Innovative partnerships with business and civil society have become a common phenomenon at the United Nations in recent years. A range of UN entities across the system now collaborate with the private sector in various capacities. The Global Compact Office is working to strengthen the UN system in its efforts to engage business - including by convening annual UN System Private Sector Focal Points Meetings and the publication of The UN-Business Focal Point, a quarterly e-newsletter designed to enhance communication and collaboration among UN staff working with business.
The Global Compact also contributes to the development of UN policies and practices in the area of business partnerships by developing the Secretary-General's Reports to the General Assembly under the item "Towards Global Partnerships".
Finally, the Global Compact supports the work of the UN in its efforts to internalise the ten principles into the Organization's operations. The positive contribution of responsible business practices to society is now widely recognized and the Global Compact Office will continue to explore ways and means to enhance UN/Business partnerships across the Organization.
A quarterly e-newsletter designed to enhance communication and collaboration among UN staff working with the private sector. The UN-Business Focal Point promotes sharing of best practices and lessons on partnership activities across the UN system. It is produced by the Global Public Policy Institute (GPPi) in collaboration with the United Nations Global Compact Office.
The UN-Business partnership gateway was designed to support and facilitate collaboration between the United Nations and the private sector. The site provides a wealth of inspiration/information and a useful matching function designed to better link UN needs with the resources of businesses around the world. Companies and UN organizations alike can use the site to describe their partnership interests and begin the partnership exploration process.
The Secretary-General convenes the Private Sector Forum on an annual basis on the occasion of the General Assembly debate so the voice of the private sector can contribute to inter-governmental negotiations on key topic areas. As the primary UN platform for business leaders and public policy makers, the Forum was designed to inspire further individual and collective commitments by business.

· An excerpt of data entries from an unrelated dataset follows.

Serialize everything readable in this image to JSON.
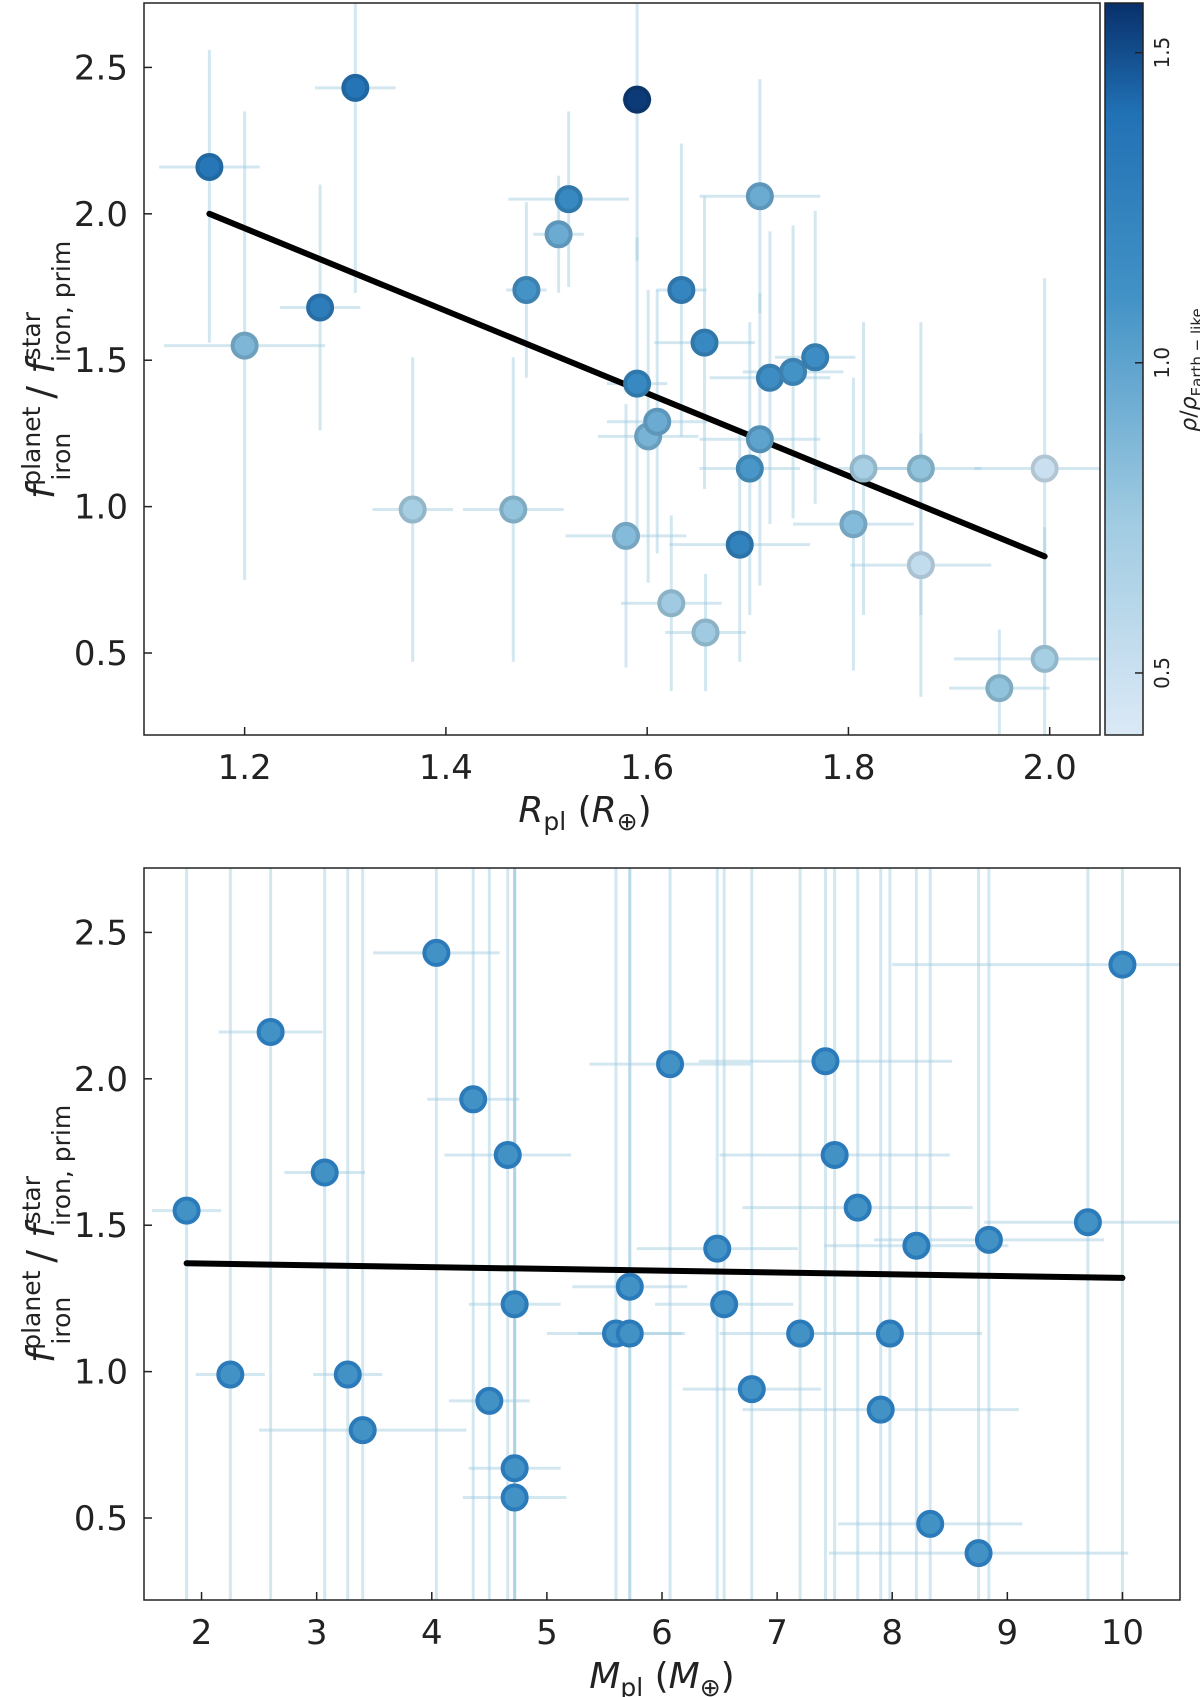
{
  "chart_data": [
    {
      "type": "scatter",
      "xlabel": "R_pl (R_⊕)",
      "xlabel_parts": {
        "main": "R",
        "sub": "pl",
        "unit_open": " (",
        "unit": "R",
        "unit_sub": "⊕",
        "unit_close": ")"
      },
      "ylabel_parts": {
        "f1": "f",
        "sup1": "planet",
        "sub1": "iron",
        "slash": " / ",
        "f2": "f",
        "sup2": "star",
        "sub2": "iron, prim"
      },
      "xlim": [
        1.1,
        2.05
      ],
      "ylim": [
        0.22,
        2.72
      ],
      "xticks": [
        1.2,
        1.4,
        1.6,
        1.8,
        2.0
      ],
      "xtick_labels": [
        "1.2",
        "1.4",
        "1.6",
        "1.8",
        "2.0"
      ],
      "yticks": [
        0.5,
        1.0,
        1.5,
        2.0,
        2.5
      ],
      "ytick_labels": [
        "0.5",
        "1.0",
        "1.5",
        "2.0",
        "2.5"
      ],
      "grid": false,
      "fit_line": {
        "x": [
          1.165,
          1.995
        ],
        "y": [
          2.0,
          0.83
        ]
      },
      "colorbar": {
        "label": "ρ/ρ_Earth−like",
        "label_parts": {
          "rho1": "ρ",
          "slash": "/",
          "rho2": "ρ",
          "sub": "Earth − like"
        },
        "range": [
          0.4,
          1.58
        ],
        "ticks": [
          0.5,
          1.0,
          1.5
        ],
        "tick_labels": [
          "0.5",
          "1.0",
          "1.5"
        ],
        "cmap": [
          "#dbe9f6",
          "#9ecae1",
          "#4292c6",
          "#2171b5",
          "#08306b"
        ]
      },
      "points": [
        {
          "x": 1.165,
          "y": 2.16,
          "c": 1.35,
          "xerr": 0.05,
          "yerr": [
            0.6,
            0.4
          ]
        },
        {
          "x": 1.31,
          "y": 2.43,
          "c": 1.38,
          "xerr": 0.04,
          "yerr": [
            0.7,
            0.3
          ]
        },
        {
          "x": 1.59,
          "y": 2.39,
          "c": 1.55,
          "xerr": 0.015,
          "yerr": [
            0.55,
            0.35
          ]
        },
        {
          "x": 1.2,
          "y": 1.55,
          "c": 0.88,
          "xerr": 0.08,
          "yerr": [
            0.8,
            0.8
          ]
        },
        {
          "x": 1.275,
          "y": 1.68,
          "c": 1.3,
          "xerr": 0.04,
          "yerr": [
            0.42,
            0.42
          ]
        },
        {
          "x": 1.367,
          "y": 0.99,
          "c": 0.7,
          "xerr": 0.04,
          "yerr": [
            0.52,
            0.52
          ]
        },
        {
          "x": 1.467,
          "y": 0.99,
          "c": 0.8,
          "xerr": 0.05,
          "yerr": [
            0.52,
            0.52
          ]
        },
        {
          "x": 1.48,
          "y": 1.74,
          "c": 1.1,
          "xerr": 0.02,
          "yerr": [
            0.3,
            0.3
          ]
        },
        {
          "x": 1.512,
          "y": 1.93,
          "c": 0.95,
          "xerr": 0.025,
          "yerr": [
            0.2,
            0.2
          ]
        },
        {
          "x": 1.522,
          "y": 2.05,
          "c": 1.2,
          "xerr": 0.06,
          "yerr": [
            0.3,
            0.3
          ]
        },
        {
          "x": 1.579,
          "y": 0.9,
          "c": 0.85,
          "xerr": 0.06,
          "yerr": [
            0.45,
            0.45
          ]
        },
        {
          "x": 1.59,
          "y": 1.42,
          "c": 1.2,
          "xerr": 0.03,
          "yerr": [
            0.5,
            0.5
          ]
        },
        {
          "x": 1.601,
          "y": 1.24,
          "c": 0.9,
          "xerr": 0.05,
          "yerr": [
            0.5,
            0.5
          ]
        },
        {
          "x": 1.61,
          "y": 1.29,
          "c": 0.95,
          "xerr": 0.05,
          "yerr": [
            0.45,
            0.45
          ]
        },
        {
          "x": 1.624,
          "y": 0.67,
          "c": 0.75,
          "xerr": 0.05,
          "yerr": [
            0.3,
            0.3
          ]
        },
        {
          "x": 1.634,
          "y": 1.74,
          "c": 1.22,
          "xerr": 0.025,
          "yerr": [
            0.5,
            0.5
          ]
        },
        {
          "x": 1.658,
          "y": 0.57,
          "c": 0.75,
          "xerr": 0.04,
          "yerr": [
            0.2,
            0.2
          ]
        },
        {
          "x": 1.657,
          "y": 1.56,
          "c": 1.2,
          "xerr": 0.05,
          "yerr": [
            0.5,
            0.5
          ]
        },
        {
          "x": 1.692,
          "y": 0.87,
          "c": 1.25,
          "xerr": 0.07,
          "yerr": [
            0.4,
            0.4
          ]
        },
        {
          "x": 1.702,
          "y": 1.13,
          "c": 1.08,
          "xerr": 0.05,
          "yerr": [
            0.5,
            0.5
          ]
        },
        {
          "x": 1.712,
          "y": 1.23,
          "c": 1.0,
          "xerr": 0.06,
          "yerr": [
            0.5,
            0.5
          ]
        },
        {
          "x": 1.712,
          "y": 2.06,
          "c": 0.95,
          "xerr": 0.06,
          "yerr": [
            0.4,
            0.4
          ]
        },
        {
          "x": 1.722,
          "y": 1.44,
          "c": 1.15,
          "xerr": 0.06,
          "yerr": [
            0.5,
            0.5
          ]
        },
        {
          "x": 1.745,
          "y": 1.46,
          "c": 1.1,
          "xerr": 0.05,
          "yerr": [
            0.5,
            0.5
          ]
        },
        {
          "x": 1.767,
          "y": 1.51,
          "c": 1.15,
          "xerr": 0.04,
          "yerr": [
            0.5,
            0.5
          ]
        },
        {
          "x": 1.805,
          "y": 0.94,
          "c": 0.85,
          "xerr": 0.06,
          "yerr": [
            0.5,
            0.5
          ]
        },
        {
          "x": 1.815,
          "y": 1.13,
          "c": 0.7,
          "xerr": 0.05,
          "yerr": [
            0.5,
            0.5
          ]
        },
        {
          "x": 1.872,
          "y": 1.13,
          "c": 0.8,
          "xerr": 0.06,
          "yerr": [
            0.5,
            0.5
          ]
        },
        {
          "x": 1.872,
          "y": 0.8,
          "c": 0.55,
          "xerr": 0.07,
          "yerr": [
            0.45,
            0.45
          ]
        },
        {
          "x": 1.95,
          "y": 0.38,
          "c": 0.8,
          "xerr": 0.05,
          "yerr": [
            0.2,
            0.2
          ]
        },
        {
          "x": 1.995,
          "y": 1.13,
          "c": 0.5,
          "xerr": 0.07,
          "yerr": [
            0.65,
            0.65
          ]
        },
        {
          "x": 1.995,
          "y": 0.48,
          "c": 0.7,
          "xerr": 0.09,
          "yerr": [
            0.45,
            0.45
          ]
        }
      ]
    },
    {
      "type": "scatter",
      "xlabel": "M_pl (M_⊕)",
      "xlabel_parts": {
        "main": "M",
        "sub": "pl",
        "unit_open": " (",
        "unit": "M",
        "unit_sub": "⊕",
        "unit_close": ")"
      },
      "ylabel_parts": {
        "f1": "f",
        "sup1": "planet",
        "sub1": "iron",
        "slash": " / ",
        "f2": "f",
        "sup2": "star",
        "sub2": "iron, prim"
      },
      "xlim": [
        1.5,
        10.5
      ],
      "ylim": [
        0.22,
        2.72
      ],
      "xticks": [
        2,
        3,
        4,
        5,
        6,
        7,
        8,
        9,
        10
      ],
      "xtick_labels": [
        "2",
        "3",
        "4",
        "5",
        "6",
        "7",
        "8",
        "9",
        "10"
      ],
      "yticks": [
        0.5,
        1.0,
        1.5,
        2.0,
        2.5
      ],
      "ytick_labels": [
        "0.5",
        "1.0",
        "1.5",
        "2.0",
        "2.5"
      ],
      "grid": false,
      "marker_color": "#4292c6",
      "marker_edge": "#2b7bba",
      "fit_line": {
        "x": [
          1.87,
          10.0
        ],
        "y": [
          1.37,
          1.32
        ]
      },
      "points": [
        {
          "x": 1.87,
          "y": 1.55,
          "xerr": 0.3
        },
        {
          "x": 2.25,
          "y": 0.99,
          "xerr": 0.3
        },
        {
          "x": 2.6,
          "y": 2.16,
          "xerr": 0.45
        },
        {
          "x": 3.07,
          "y": 1.68,
          "xerr": 0.35
        },
        {
          "x": 3.27,
          "y": 0.99,
          "xerr": 0.3
        },
        {
          "x": 3.4,
          "y": 0.8,
          "xerr": 0.9
        },
        {
          "x": 4.04,
          "y": 2.43,
          "xerr": 0.55
        },
        {
          "x": 4.36,
          "y": 1.93,
          "xerr": 0.4
        },
        {
          "x": 4.5,
          "y": 0.9,
          "xerr": 0.35
        },
        {
          "x": 4.66,
          "y": 1.74,
          "xerr": 0.55
        },
        {
          "x": 4.72,
          "y": 1.23,
          "xerr": 0.4
        },
        {
          "x": 4.72,
          "y": 0.67,
          "xerr": 0.4
        },
        {
          "x": 4.72,
          "y": 0.57,
          "xerr": 0.45
        },
        {
          "x": 5.6,
          "y": 1.13,
          "xerr": 0.6
        },
        {
          "x": 5.72,
          "y": 1.13,
          "xerr": 0.45
        },
        {
          "x": 5.72,
          "y": 1.29,
          "xerr": 0.5
        },
        {
          "x": 6.07,
          "y": 2.05,
          "xerr": 0.7
        },
        {
          "x": 6.48,
          "y": 1.42,
          "xerr": 0.7
        },
        {
          "x": 6.54,
          "y": 1.23,
          "xerr": 0.6
        },
        {
          "x": 6.78,
          "y": 0.94,
          "xerr": 0.6
        },
        {
          "x": 7.2,
          "y": 1.13,
          "xerr": 0.7
        },
        {
          "x": 7.42,
          "y": 2.06,
          "xerr": 1.1
        },
        {
          "x": 7.5,
          "y": 1.74,
          "xerr": 1.0
        },
        {
          "x": 7.7,
          "y": 1.56,
          "xerr": 1.0
        },
        {
          "x": 7.9,
          "y": 0.87,
          "xerr": 1.2
        },
        {
          "x": 7.98,
          "y": 1.13,
          "xerr": 0.8
        },
        {
          "x": 8.21,
          "y": 1.43,
          "xerr": 0.8
        },
        {
          "x": 8.33,
          "y": 0.48,
          "xerr": 0.8
        },
        {
          "x": 8.75,
          "y": 0.38,
          "xerr": 1.3
        },
        {
          "x": 8.84,
          "y": 1.45,
          "xerr": 1.0
        },
        {
          "x": 9.7,
          "y": 1.51,
          "xerr": 0.9
        },
        {
          "x": 10.0,
          "y": 2.39,
          "xerr": 2.0
        }
      ]
    }
  ]
}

Many UN organisations have personnel that facilitate effective collaboration between their office and the private sector. These individuals are referred to as UN Private Sector Focal Points. Private Sector Focal Points collaborate across the UN system to share information and experiences, they coordinate joint activities and work to avoid duplication of efforts.

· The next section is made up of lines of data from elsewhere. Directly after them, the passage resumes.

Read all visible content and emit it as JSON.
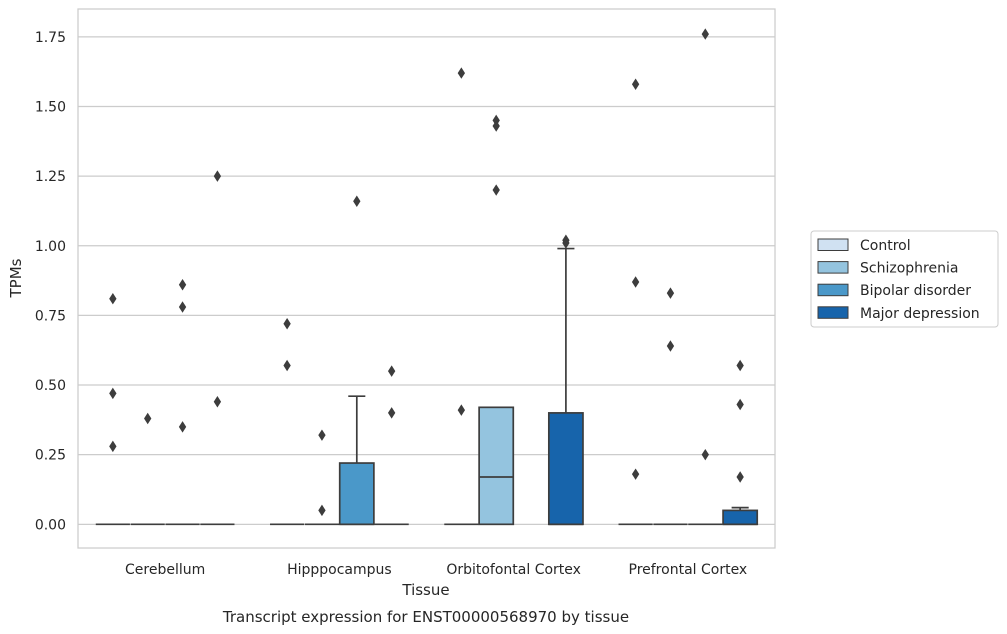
{
  "chart_data": {
    "type": "box",
    "xlabel": "Tissue",
    "ylabel": "TPMs",
    "caption": "Transcript expression for ENST00000568970 by tissue",
    "ylim": [
      -0.085,
      1.85
    ],
    "yticks": [
      0.0,
      0.25,
      0.5,
      0.75,
      1.0,
      1.25,
      1.5,
      1.75
    ],
    "ytick_labels": [
      "0.00",
      "0.25",
      "0.50",
      "0.75",
      "1.00",
      "1.25",
      "1.50",
      "1.75"
    ],
    "grid": "horizontal",
    "legend_position": "right",
    "categories": [
      "Cerebellum",
      "Hipppocampus",
      "Orbitofontal Cortex",
      "Prefrontal Cortex"
    ],
    "series": [
      {
        "name": "Control",
        "color": "#d0e1f2",
        "boxes": [
          {
            "q1": 0,
            "median": 0,
            "q3": 0,
            "whisker_low": 0,
            "whisker_high": 0,
            "outliers": [
              0.81,
              0.47,
              0.28
            ]
          },
          {
            "q1": 0,
            "median": 0,
            "q3": 0,
            "whisker_low": 0,
            "whisker_high": 0,
            "outliers": [
              0.72,
              0.57
            ]
          },
          {
            "q1": 0,
            "median": 0,
            "q3": 0,
            "whisker_low": 0,
            "whisker_high": 0,
            "outliers": [
              1.62,
              0.41
            ]
          },
          {
            "q1": 0,
            "median": 0,
            "q3": 0,
            "whisker_low": 0,
            "whisker_high": 0,
            "outliers": [
              1.58,
              0.87,
              0.18
            ]
          }
        ]
      },
      {
        "name": "Schizophrenia",
        "color": "#94c4df",
        "boxes": [
          {
            "q1": 0,
            "median": 0,
            "q3": 0,
            "whisker_low": 0,
            "whisker_high": 0,
            "outliers": [
              0.38
            ]
          },
          {
            "q1": 0,
            "median": 0,
            "q3": 0,
            "whisker_low": 0,
            "whisker_high": 0,
            "outliers": [
              0.32,
              0.05
            ]
          },
          {
            "q1": 0,
            "median": 0.17,
            "q3": 0.42,
            "whisker_low": 0,
            "whisker_high": 0.42,
            "outliers": [
              1.45,
              1.43,
              1.2
            ]
          },
          {
            "q1": 0,
            "median": 0,
            "q3": 0,
            "whisker_low": 0,
            "whisker_high": 0,
            "outliers": [
              0.83,
              0.64
            ]
          }
        ]
      },
      {
        "name": "Bipolar disorder",
        "color": "#4a98c9",
        "boxes": [
          {
            "q1": 0,
            "median": 0,
            "q3": 0,
            "whisker_low": 0,
            "whisker_high": 0,
            "outliers": [
              0.86,
              0.78,
              0.35
            ]
          },
          {
            "q1": 0,
            "median": 0,
            "q3": 0.22,
            "whisker_low": 0,
            "whisker_high": 0.46,
            "outliers": [
              1.16
            ]
          },
          null,
          {
            "q1": 0,
            "median": 0,
            "q3": 0,
            "whisker_low": 0,
            "whisker_high": 0,
            "outliers": [
              1.76,
              0.25
            ]
          }
        ]
      },
      {
        "name": "Major depression",
        "color": "#1764ab",
        "boxes": [
          {
            "q1": 0,
            "median": 0,
            "q3": 0,
            "whisker_low": 0,
            "whisker_high": 0,
            "outliers": [
              1.25,
              0.44
            ]
          },
          {
            "q1": 0,
            "median": 0,
            "q3": 0,
            "whisker_low": 0,
            "whisker_high": 0,
            "outliers": [
              0.55,
              0.4
            ]
          },
          {
            "q1": 0,
            "median": 0,
            "q3": 0.4,
            "whisker_low": 0,
            "whisker_high": 0.99,
            "outliers": [
              1.02,
              1.01
            ]
          },
          {
            "q1": 0,
            "median": 0,
            "q3": 0.05,
            "whisker_low": 0,
            "whisker_high": 0.06,
            "outliers": [
              0.57,
              0.43,
              0.17
            ]
          }
        ]
      }
    ]
  }
}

Since 2000, the Global Compact Office has been the functional entity within the UN Secretariat responsible for developing the Secretary-General's report under the item "Towards Global Partnerships". It focuses on ways of enhancing cooperation between the UN and all relevant partners, in particular, the private sector. Taking stock of current, system-wide efforts to enhance private-sector cooperation, the report – reviewed biennially – concludes that the UN is “well-positioned to bring private sector engagement to the next level and significantly enhance its contribution to the goals of the Organization”.

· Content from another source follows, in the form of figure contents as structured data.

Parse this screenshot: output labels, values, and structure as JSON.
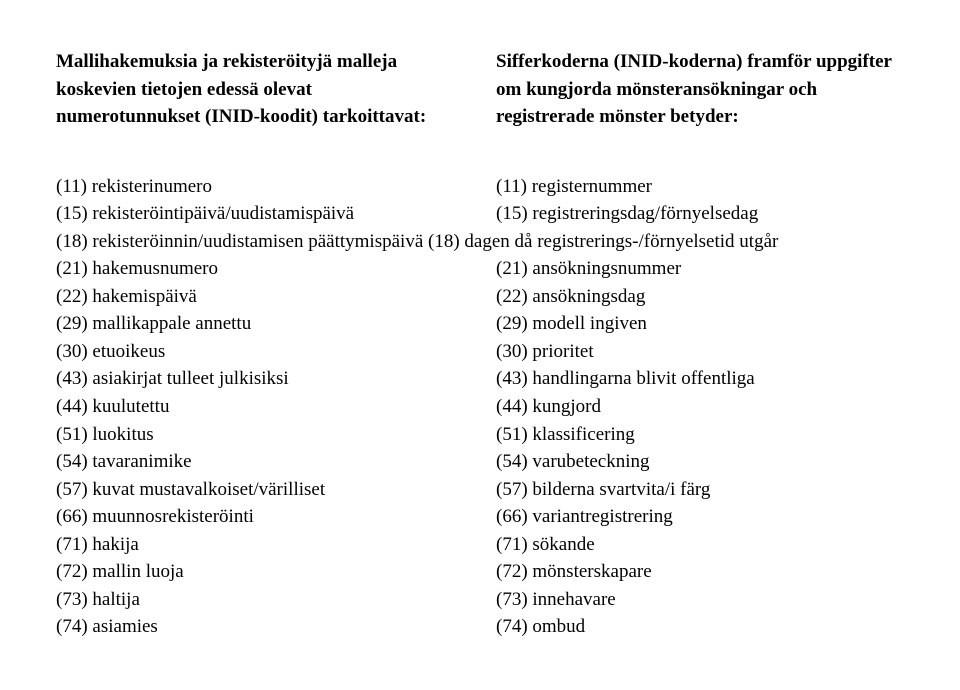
{
  "header": {
    "left": [
      "Mallihakemuksia ja rekisteröityjä malleja",
      "koskevien tietojen edessä olevat",
      "numerotunnukset (INID-koodit) tarkoittavat:"
    ],
    "right": [
      "Sifferkoderna (INID-koderna) framför uppgifter",
      "om kungjorda mönsteransökningar och",
      "registrerade mönster betyder:"
    ]
  },
  "rows": [
    {
      "left": "(11) rekisterinumero",
      "right": "(11) registernummer"
    },
    {
      "left": "(15) rekisteröintipäivä/uudistamispäivä",
      "right": "(15) registreringsdag/förnyelsedag"
    },
    {
      "full": "(18) rekisteröinnin/uudistamisen päättymispäivä (18) dagen då registrerings-/förnyelsetid utgår"
    },
    {
      "left": "(21) hakemusnumero",
      "right": "(21) ansökningsnummer"
    },
    {
      "left": "(22) hakemispäivä",
      "right": "(22) ansökningsdag"
    },
    {
      "left": "(29) mallikappale annettu",
      "right": "(29) modell ingiven"
    },
    {
      "left": "(30) etuoikeus",
      "right": "(30) prioritet"
    },
    {
      "left": "(43) asiakirjat tulleet julkisiksi",
      "right": "(43) handlingarna blivit offentliga"
    },
    {
      "left": "(44) kuulutettu",
      "right": "(44) kungjord"
    },
    {
      "left": "(51) luokitus",
      "right": "(51) klassificering"
    },
    {
      "left": "(54) tavaranimike",
      "right": "(54) varubeteckning"
    },
    {
      "left": "(57) kuvat mustavalkoiset/värilliset",
      "right": "(57) bilderna svartvita/i färg"
    },
    {
      "left": "(66) muunnosrekisteröinti",
      "right": "(66) variantregistrering"
    },
    {
      "left": "(71) hakija",
      "right": "(71) sökande"
    },
    {
      "left": "(72) mallin luoja",
      "right": "(72) mönsterskapare"
    },
    {
      "left": "(73) haltija",
      "right": "(73) innehavare"
    },
    {
      "left": "(74) asiamies",
      "right": "(74) ombud"
    }
  ]
}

As an important component of the Secretary-General’s efforts to modernise the United Nations, the Guidelines are intended to help UN staff develop more effective partnerships between the UN and the business sector while ensuring the integrity and independence of the United Nations. The purpose of these guidelines is to facilitate the formulation and implementation of partnerships between the United Nations and the Business Sector in a manner that ensures the integrity and independence of the UN. The Guidelines are intended to serve as a common framework for all organizations of the UN system as a basis for their collaborative efforts with the Business Sector. All are encouraged to adopt the Guidelines in accordance with necessary internal processes.